I’d love to avoid writing about intercultural conflicts, but, unfortunately, this behavior, from my cultural viewpoint, is impolite. I’ll let my readers judge for themselves.
I went to Sculpting in Time earlier and spent a half hour trying to connect to their Wifi. I mistakenly ordered too soon when it appeared that I had finally connected, however, the exclamation point identifying no internet connection popped up. I became increasingly flustered and a very helpful and kind server tried his best to assist by restarting the router. After several attempts were made, and I had finished my 15 块breakfast, I hastily exited. The cashier and assistant manager were also kind enough to offer me a discount for my troubles.
As a result, I ventured north on 师大路 to Village Cafe. Wifi working, I caught up with my sister, 大妹, on Skype. I was the only customer until a middle-aged man entered halfway through my Skype conversation. Although I had headphones in my ear, and spoke in manner that signaled I was talking to someone, this man badgered me.
“Excuse me, where are you from?”“I’m sorry, I’m in the middle of a conversation.”“Where do you come from…America?”“I’m sorry I am speaking with my sister on Skype.”“I just want to ask you two questions.”“Ok, what are your questions?”“Can you please tell me the names of these radio and television stations. I only know the [abbreviations]. I will write them down for you.”
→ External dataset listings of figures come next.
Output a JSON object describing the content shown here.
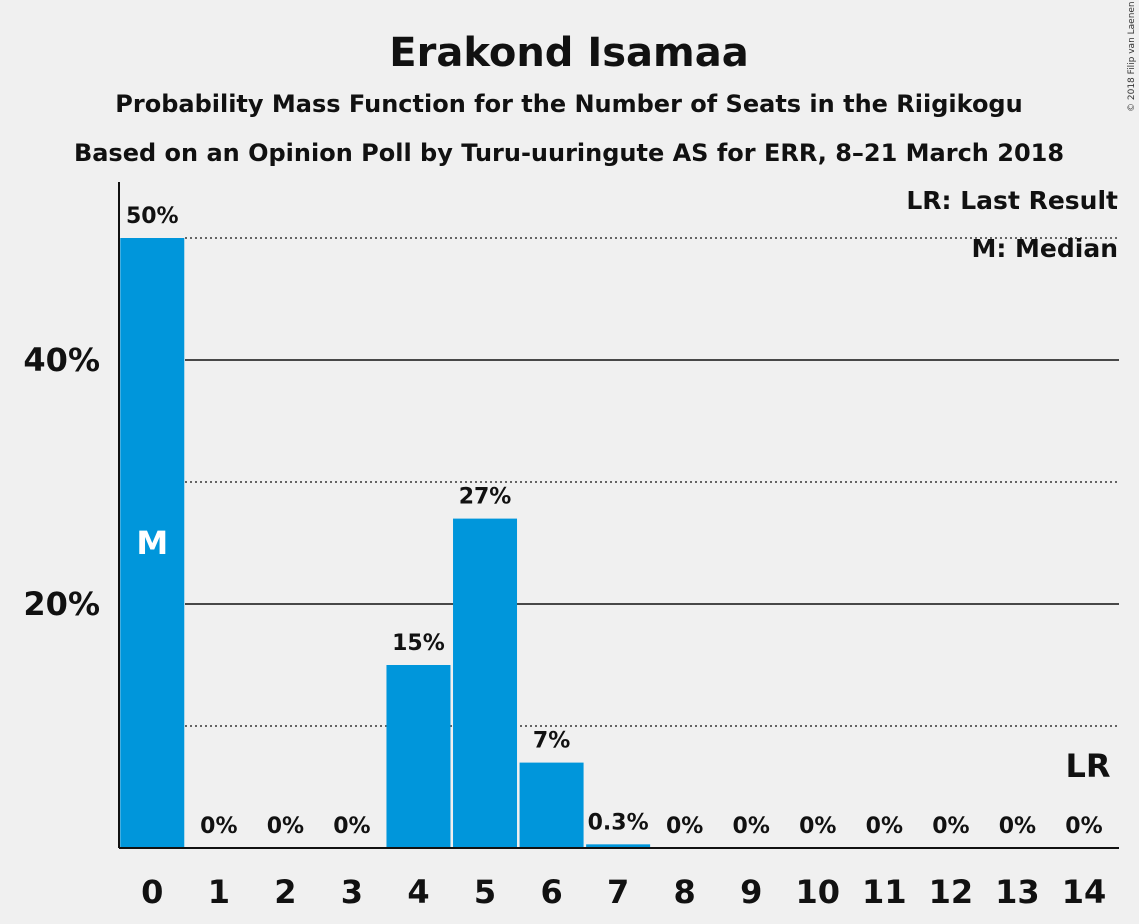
{
  "chart_data": {
    "type": "bar",
    "title": "Erakond Isamaa",
    "subtitle": "Probability Mass Function for the Number of Seats in the Riigikogu",
    "subtitle2": "Based on an Opinion Poll by Turu-uuringute AS for ERR, 8–21 March 2018",
    "categories": [
      "0",
      "1",
      "2",
      "3",
      "4",
      "5",
      "6",
      "7",
      "8",
      "9",
      "10",
      "11",
      "12",
      "13",
      "14"
    ],
    "values": [
      50,
      0,
      0,
      0,
      15,
      27,
      7,
      0.3,
      0,
      0,
      0,
      0,
      0,
      0,
      0
    ],
    "value_labels": [
      "50%",
      "0%",
      "0%",
      "0%",
      "15%",
      "27%",
      "7%",
      "0.3%",
      "0%",
      "0%",
      "0%",
      "0%",
      "0%",
      "0%",
      "0%"
    ],
    "ylim": [
      0,
      55
    ],
    "yticks": [
      {
        "value": 20,
        "label": "20%"
      },
      {
        "value": 40,
        "label": "40%"
      }
    ],
    "minor_gridlines": [
      10,
      30,
      50
    ],
    "bar_color": "#0096db",
    "median": {
      "index": 0,
      "label": "M"
    },
    "last_result": {
      "index": 14,
      "label": "LR"
    },
    "legend": {
      "position": "top-right",
      "lines": [
        "LR: Last Result",
        "M: Median"
      ]
    },
    "copyright": "© 2018 Filip van Laenen"
  }
}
He proceeds to hand me a piece of paper with three acronyms of television networks and radio stations. I begin to explain to him that America is a big country with many television and radio stations, and unfortunately, I am unfamiliar with these stations. I also apologize for my inability to assist him. My sister, meanwhile, listens to the exchange as I didn’t remove my headphones.
Move forward 20 minutes later, and I’ve just concluded my Skype call. A gentleman, at least ten years younger than the previous, sits down at the adjacent table.
“Excuse me, can you tell me what this means.”
I explain as best I can, but with little context, and feeling frustrated from the previous interaction, I’m not particularly helpful.
What I would like to understand is whether or not these individuals would likely ask Chinese strangers for assistance or did they merely ask me because I am a foreigner and they assumed that I speak English or come from an English-speaking country?
I’d like to add that when ZJ and I are out together, these incidents are either few or ZJ answers on my behalf in Chinese, establishing a clear boundary regulation.
Readers, have you run into these types of situations, and if so, how do you keep your cool and what do you say?